The authors investigated a topic of interest to many students and suitable for time series analysis. Referees raised various concerns, as follows.
Sec 2.2. It is surprising to see any regular monthly pattern in exchange rates. Is this real? Is there an explanation? Spectral analysis might have helped to clarify this, but this wasn’t done.
Fig 1. Both decompositions look strange. For example, the level is fast-changing. How is this decomposition calculated? What do the raw data series look like - it might be better to look at a data timeplot rather than a dubious decomposition.
Sec 3.1. ADF is not good for investigating anything other than a unit root in a linear time-invariant process.
Sec 3.2. How do you address comparison of models at different levels of differencing via AIC?
Sec 4.1. As explained in class, it is usually a mistake to have ARIMA models this large.
Fig 3. There is an error of some type in the WTI analysis, as shown by the residuals. The point of looking at residual plots is to notice when there is a problem and then do something about it.
Sec 4.2 Ljung-Box is not a strong test when a model is selected by AIC from a large number of choices. AIC and L-B look for similar things, so any problem missed by AIC will likely be missed by L-B too. These issues were discussed in class, and also in posted reviews for various previous projects.

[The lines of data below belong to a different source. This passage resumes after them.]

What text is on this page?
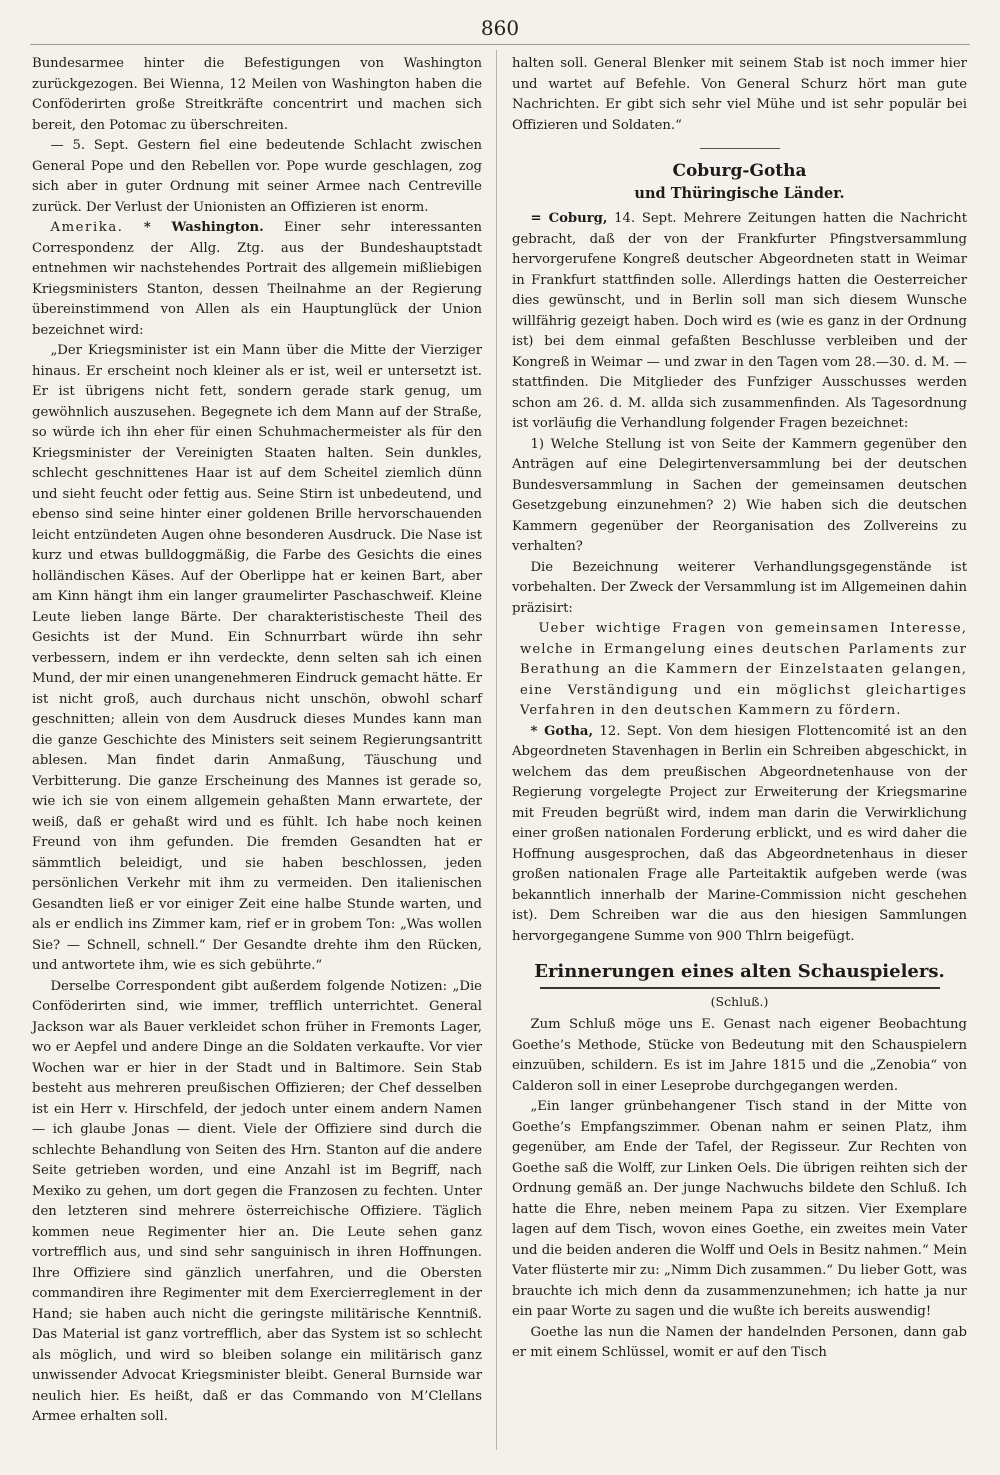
860

Bundesarmee hinter die Befestigungen von Washington zurückgezogen. Bei Wienna, 12 Meilen von Washington haben die Conföderirten große Streitkräfte concentrirt und machen sich bereit, den Potomac zu überschreiten.

— 5. Sept. Gestern fiel eine bedeutende Schlacht zwischen General Pope und den Rebellen vor. Pope wurde geschlagen, zog sich aber in guter Ordnung mit seiner Armee nach Centreville zurück. Der Verlust der Unionisten an Offizieren ist enorm.

Amerika. * Washington. Einer sehr interessanten Correspondenz der Allg. Ztg. aus der Bundeshauptstadt entnehmen wir nachstehendes Portrait des allgemein mißliebigen Kriegsministers Stanton, dessen Theilnahme an der Regierung übereinstimmend von Allen als ein Hauptunglück der Union bezeichnet wird:

„Der Kriegsminister ist ein Mann über die Mitte der Vierziger hinaus. Er erscheint noch kleiner als er ist, weil er untersetzt ist. Er ist übrigens nicht fett, sondern gerade stark genug, um gewöhnlich auszusehen. Begegnete ich dem Mann auf der Straße, so würde ich ihn eher für einen Schuhmachermeister als für den Kriegsminister der Vereinigten Staaten halten. Sein dunkles, schlecht geschnittenes Haar ist auf dem Scheitel ziemlich dünn und sieht feucht oder fettig aus. Seine Stirn ist unbedeutend, und ebenso sind seine hinter einer goldenen Brille hervorschauenden leicht entzündeten Augen ohne besonderen Ausdruck. Die Nase ist kurz und etwas bulldoggmäßig, die Farbe des Gesichts die eines holländischen Käses. Auf der Oberlippe hat er keinen Bart, aber am Kinn hängt ihm ein langer graumelirter Paschaschweif. Kleine Leute lieben lange Bärte. Der charakteristischeste Theil des Gesichts ist der Mund. Ein Schnurrbart würde ihn sehr verbessern, indem er ihn verdeckte, denn selten sah ich einen Mund, der mir einen unangenehmeren Eindruck gemacht hätte. Er ist nicht groß, auch durchaus nicht unschön, obwohl scharf geschnitten; allein von dem Ausdruck dieses Mundes kann man die ganze Geschichte des Ministers seit seinem Regierungsantritt ablesen. Man findet darin Anmaßung, Täuschung und Verbitterung. Die ganze Erscheinung des Mannes ist gerade so, wie ich sie von einem allgemein gehaßten Mann erwartete, der weiß, daß er gehaßt wird und es fühlt. Ich habe noch keinen Freund von ihm gefunden. Die fremden Gesandten hat er sämmtlich beleidigt, und sie haben beschlossen, jeden persönlichen Verkehr mit ihm zu vermeiden. Den italienischen Gesandten ließ er vor einiger Zeit eine halbe Stunde warten, und als er endlich ins Zimmer kam, rief er in grobem Ton: „Was wollen Sie? — Schnell, schnell.“ Der Gesandte drehte ihm den Rücken, und antwortete ihm, wie es sich gebührte.“

Derselbe Correspondent gibt außerdem folgende Notizen: „Die Conföderirten sind, wie immer, trefflich unterrichtet. General Jackson war als Bauer verkleidet schon früher in Fremonts Lager, wo er Aepfel und andere Dinge an die Soldaten verkaufte. Vor vier Wochen war er hier in der Stadt und in Baltimore. Sein Stab besteht aus mehreren preußischen Offizieren; der Chef desselben ist ein Herr v. Hirschfeld, der jedoch unter einem andern Namen — ich glaube Jonas — dient. Viele der Offiziere sind durch die schlechte Behandlung von Seiten des Hrn. Stanton auf die andere Seite getrieben worden, und eine Anzahl ist im Begriff, nach Mexiko zu gehen, um dort gegen die Franzosen zu fechten. Unter den letzteren sind mehrere österreichische Offiziere. Täglich kommen neue Regimenter hier an. Die Leute sehen ganz vortrefflich aus, und sind sehr sanguinisch in ihren Hoffnungen. Ihre Offiziere sind gänzlich unerfahren, und die Obersten commandiren ihre Regimenter mit dem Exercierreglement in der Hand; sie haben auch nicht die geringste militärische Kenntniß. Das Material ist ganz vortrefflich, aber das System ist so schlecht als möglich, und wird so bleiben solange ein militärisch ganz unwissender Advocat Kriegsminister bleibt. General Burnside war neulich hier. Es heißt, daß er das Commando von M’Clellans Armee erhalten soll.

halten soll. General Blenker mit seinem Stab ist noch immer hier und wartet auf Befehle. Von General Schurz hört man gute Nachrichten. Er gibt sich sehr viel Mühe und ist sehr populär bei Offizieren und Soldaten.“

Coburg-Gotha
und Thüringische Länder.

= Coburg, 14. Sept. Mehrere Zeitungen hatten die Nachricht gebracht, daß der von der Frankfurter Pfingstversammlung hervorgerufene Kongreß deutscher Abgeordneten statt in Weimar in Frankfurt stattfinden solle. Allerdings hatten die Oesterreicher dies gewünscht, und in Berlin soll man sich diesem Wunsche willfährig gezeigt haben. Doch wird es (wie es ganz in der Ordnung ist) bei dem einmal gefaßten Beschlusse verbleiben und der Kongreß in Weimar — und zwar in den Tagen vom 28.—30. d. M. — stattfinden. Die Mitglieder des Funfziger Ausschusses werden schon am 26. d. M. allda sich zusammenfinden. Als Tagesordnung ist vorläufig die Verhandlung folgender Fragen bezeichnet:

1) Welche Stellung ist von Seite der Kammern gegenüber den Anträgen auf eine Delegirtenversammlung bei der deutschen Bundesversammlung in Sachen der gemeinsamen deutschen Gesetzgebung einzunehmen? 2) Wie haben sich die deutschen Kammern gegenüber der Reorganisation des Zollvereins zu verhalten?

Die Bezeichnung weiterer Verhandlungsgegenstände ist vorbehalten. Der Zweck der Versammlung ist im Allgemeinen dahin präzisirt:

Ueber wichtige Fragen von gemeinsamen Interesse, welche in Ermangelung eines deutschen Parlaments zur Berathung an die Kammern der Einzelstaaten gelangen, eine Verständigung und ein möglichst gleichartiges Verfahren in den deutschen Kammern zu fördern.

* Gotha, 12. Sept. Von dem hiesigen Flottencomité ist an den Abgeordneten Stavenhagen in Berlin ein Schreiben abgeschickt, in welchem das dem preußischen Abgeordnetenhause von der Regierung vorgelegte Project zur Erweiterung der Kriegsmarine mit Freuden begrüßt wird, indem man darin die Verwirklichung einer großen nationalen Forderung erblickt, und es wird daher die Hoffnung ausgesprochen, daß das Abgeordnetenhaus in dieser großen nationalen Frage alle Parteitaktik aufgeben werde (was bekanntlich innerhalb der Marine-Commission nicht geschehen ist). Dem Schreiben war die aus den hiesigen Sammlungen hervorgegangene Summe von 900 Thlrn beigefügt.

Erinnerungen eines alten Schauspielers.
(Schluß.)

Zum Schluß möge uns E. Genast nach eigener Beobachtung Goethe’s Methode, Stücke von Bedeutung mit den Schauspielern einzuüben, schildern. Es ist im Jahre 1815 und die „Zenobia“ von Calderon soll in einer Leseprobe durchgegangen werden.

„Ein langer grünbehangener Tisch stand in der Mitte von Goethe’s Empfangszimmer. Obenan nahm er seinen Platz, ihm gegenüber, am Ende der Tafel, der Regisseur. Zur Rechten von Goethe saß die Wolff, zur Linken Oels. Die übrigen reihten sich der Ordnung gemäß an. Der junge Nachwuchs bildete den Schluß. Ich hatte die Ehre, neben meinem Papa zu sitzen. Vier Exemplare lagen auf dem Tisch, wovon eines Goethe, ein zweites mein Vater und die beiden anderen die Wolff und Oels in Besitz nahmen.“ Mein Vater flüsterte mir zu: „Nimm Dich zusammen.“ Du lieber Gott, was brauchte ich mich denn da zusammenzunehmen; ich hatte ja nur ein paar Worte zu sagen und die wußte ich bereits auswendig!

Goethe las nun die Namen der handelnden Personen, dann gab er mit einem Schlüssel, womit er auf den Tisch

The qmd report file hard codes values, which is a weakness for reproducibility. Additional code is provided, but it is not so easy to work out what is going on. For example, we can’t immediately see what is the code that gave the numbers in Table 3, to find the error. This does not meet the expectations for the midterm project, as developed in homeworks and the midterm template. It is graded as a minor template violation.
The extraordinary AIC gap for WTI in Table 3 requires audit. The reported WTI best model has AIC ≈ 60.8 while nearby candidates have AIC ≈ 3983, a difference of roughly 3900. Such a gap is possible only under very different likelihood scales or modeling setups, and therefore deserves explicit verification. Without reproducible code, it is impossible to rule out inconsistent preprocessing, differing sample sizes, or a coding/reporting mismatch.

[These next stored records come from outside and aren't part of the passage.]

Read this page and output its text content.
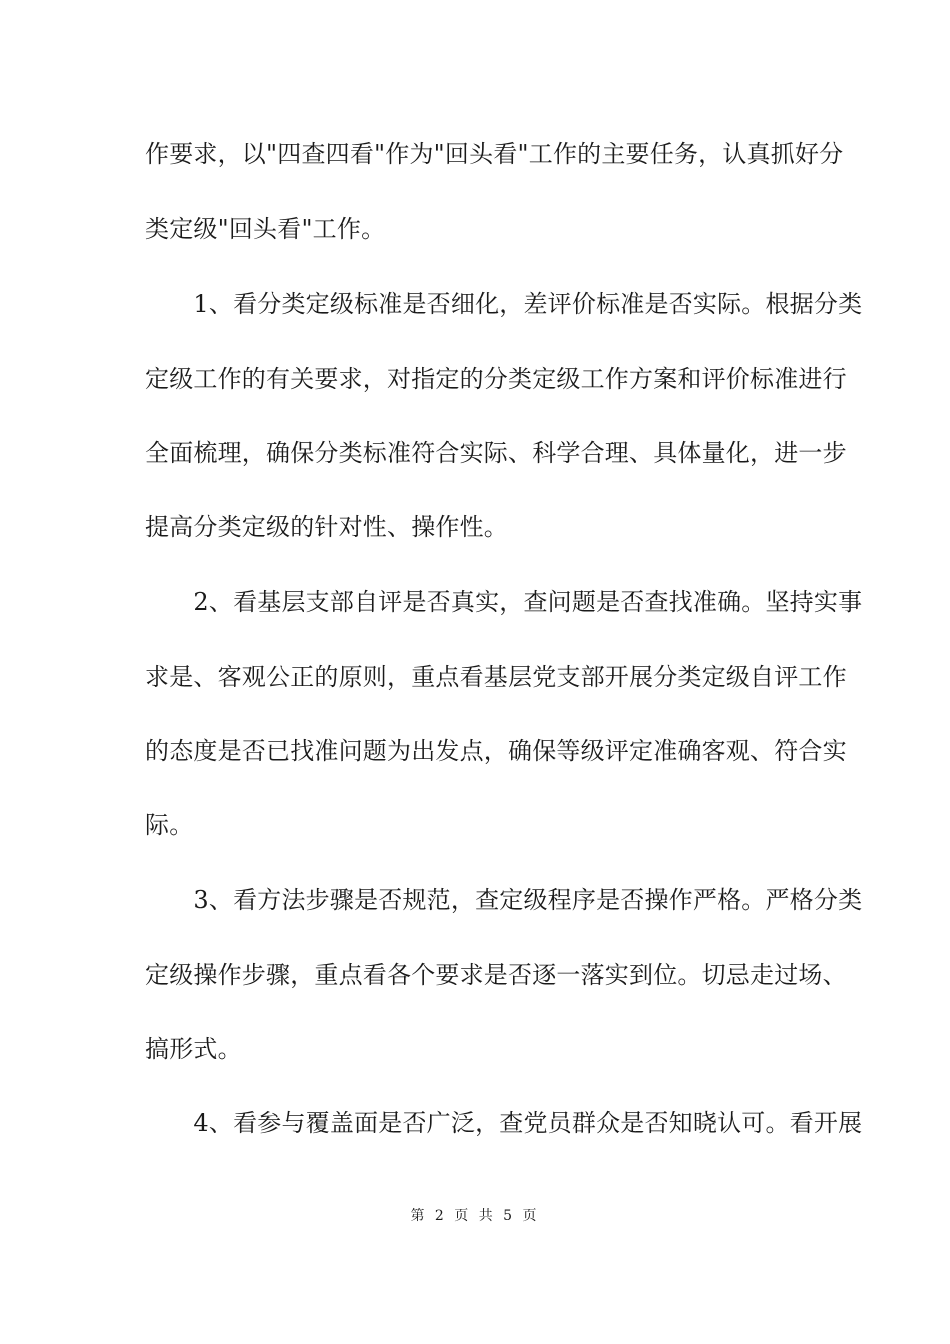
作要求，以"四查四看"作为"回头看"工作的主要任务，认真抓好分
类定级"回头看"工作。
　　1、看分类定级标准是否细化，差评价标准是否实际。根据分类
定级工作的有关要求，对指定的分类定级工作方案和评价标准进行
全面梳理，确保分类标准符合实际、科学合理、具体量化，进一步
提高分类定级的针对性、操作性。
　　2、看基层支部自评是否真实，查问题是否查找准确。坚持实事
求是、客观公正的原则，重点看基层党支部开展分类定级自评工作
的态度是否已找准问题为出发点，确保等级评定准确客观、符合实
际。
　　3、看方法步骤是否规范，查定级程序是否操作严格。严格分类
定级操作步骤，重点看各个要求是否逐一落实到位。切忌走过场、
搞形式。
　　4、看参与覆盖面是否广泛，查党员群众是否知晓认可。看开展
第 2 页 共 5 页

Saying “Both series require d = 1” is inconsistent with then immediately justify selecting a WTI model with d = 0 by saying SARIMA can “accommodate near unit root behavior via the seasonal AR component.” The new ACF plots make that justification weaker, because the persistence you are diagnosing in WTI is not primarily seasonal persistence at multiples of 5. It is broad low frequency persistence that shows up as a near one ACF across essentially all lags in the level series, which is characteristic of a nonseasonal unit root.
Sec 4.3. The explanation of the CCF does not seem to match the presented figure.

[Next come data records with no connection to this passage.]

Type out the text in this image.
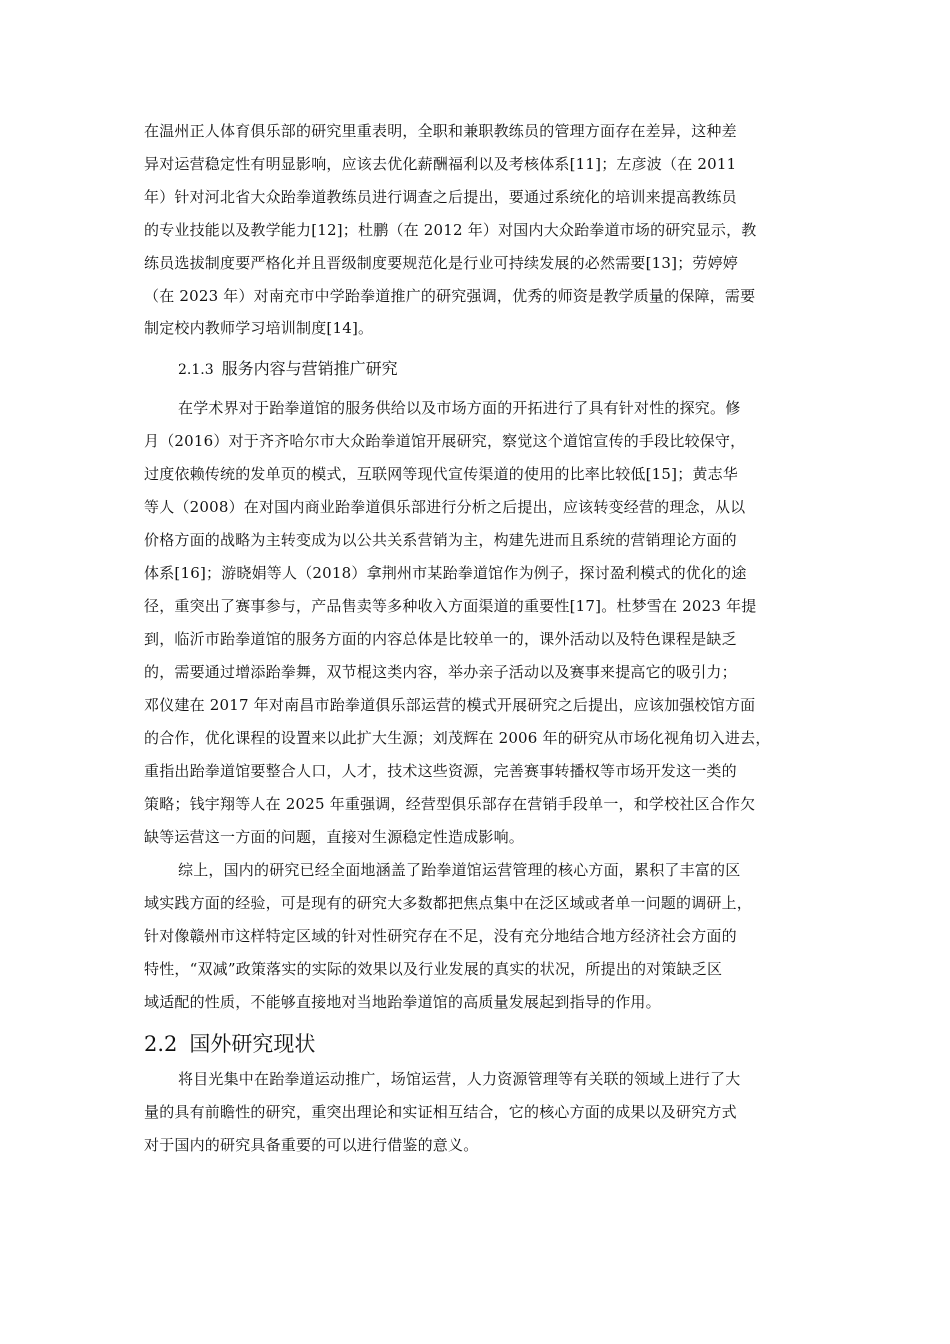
在温州正人体育俱乐部的研究里重表明，全职和兼职教练员的管理方面存在差异，这种差
异对运营稳定性有明显影响，应该去优化薪酬福利以及考核体系[11]；左彦波（在 2011
年）针对河北省大众跆拳道教练员进行调查之后提出，要通过系统化的培训来提高教练员
的专业技能以及教学能力[12]；杜鹏（在 2012 年）对国内大众跆拳道市场的研究显示，教
练员选拔制度要严格化并且晋级制度要规范化是行业可持续发展的必然需要[13]；劳婷婷
（在 2023 年）对南充市中学跆拳道推广的研究强调，优秀的师资是教学质量的保障，需要
制定校内教师学习培训制度[14]。
2.1.3 服务内容与营销推广研究
在学术界对于跆拳道馆的服务供给以及市场方面的开拓进行了具有针对性的探究。修
月（2016）对于齐齐哈尔市大众跆拳道馆开展研究，察觉这个道馆宣传的手段比较保守，
过度依赖传统的发单页的模式，互联网等现代宣传渠道的使用的比率比较低[15]；黄志华
等人（2008）在对国内商业跆拳道俱乐部进行分析之后提出，应该转变经营的理念，从以
价格方面的战略为主转变成为以公共关系营销为主，构建先进而且系统的营销理论方面的
体系[16]；游晓娟等人（2018）拿荆州市某跆拳道馆作为例子，探讨盈利模式的优化的途
径，重突出了赛事参与，产品售卖等多种收入方面渠道的重要性[17]。杜梦雪在 2023 年提
到，临沂市跆拳道馆的服务方面的内容总体是比较单一的，课外活动以及特色课程是缺乏
的，需要通过增添跆拳舞，双节棍这类内容，举办亲子活动以及赛事来提高它的吸引力；
邓仪建在 2017 年对南昌市跆拳道俱乐部运营的模式开展研究之后提出，应该加强校馆方面
的合作，优化课程的设置来以此扩大生源；刘茂辉在 2006 年的研究从市场化视角切入进去，
重指出跆拳道馆要整合人口，人才，技术这些资源，完善赛事转播权等市场开发这一类的
策略；钱宇翔等人在 2025 年重强调，经营型俱乐部存在营销手段单一，和学校社区合作欠
缺等运营这一方面的问题，直接对生源稳定性造成影响。
综上，国内的研究已经全面地涵盖了跆拳道馆运营管理的核心方面，累积了丰富的区
域实践方面的经验，可是现有的研究大多数都把焦点集中在泛区域或者单一问题的调研上，
针对像赣州市这样特定区域的针对性研究存在不足，没有充分地结合地方经济社会方面的
特性，“双减”政策落实的实际的效果以及行业发展的真实的状况，所提出的对策缺乏区
域适配的性质，不能够直接地对当地跆拳道馆的高质量发展起到指导的作用。
2.2 国外研究现状
将目光集中在跆拳道运动推广，场馆运营，人力资源管理等有关联的领域上进行了大
量的具有前瞻性的研究，重突出理论和实证相互结合，它的核心方面的成果以及研究方式
对于国内的研究具备重要的可以进行借鉴的意义。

Sec 4.3 The Granger causality test is relevant and potentially powerful for the question of interest. More details would be good for a test not covered in class. What are its strengths and weaknesses? How reliable is it in this situation? What is the test statistic?
The cross-series analysis (CCF and Granger tests) uses first-
differenced series, but the best WTI model uses $d = 0$. So the univariate analysis and the
cross-series analysis are working on different transformations of the same data, and this isn’t
discussed.
Multiple readers were concerned that the interpolation of missing values does not preseve causality—it leaks future information into the present. If interpolated points are rare, this might not be a problem. But if we are looking for subtle phenomena, this could become a substantial bias.
A small point: The abbreviation WTI is not defined.
All the figure text font sizes are small and hard to read.
No spectral analysis is included, which would have been a natural way to confirm the period-5 pattern and check if $s = 5$ is actually an appropriate seasonal period.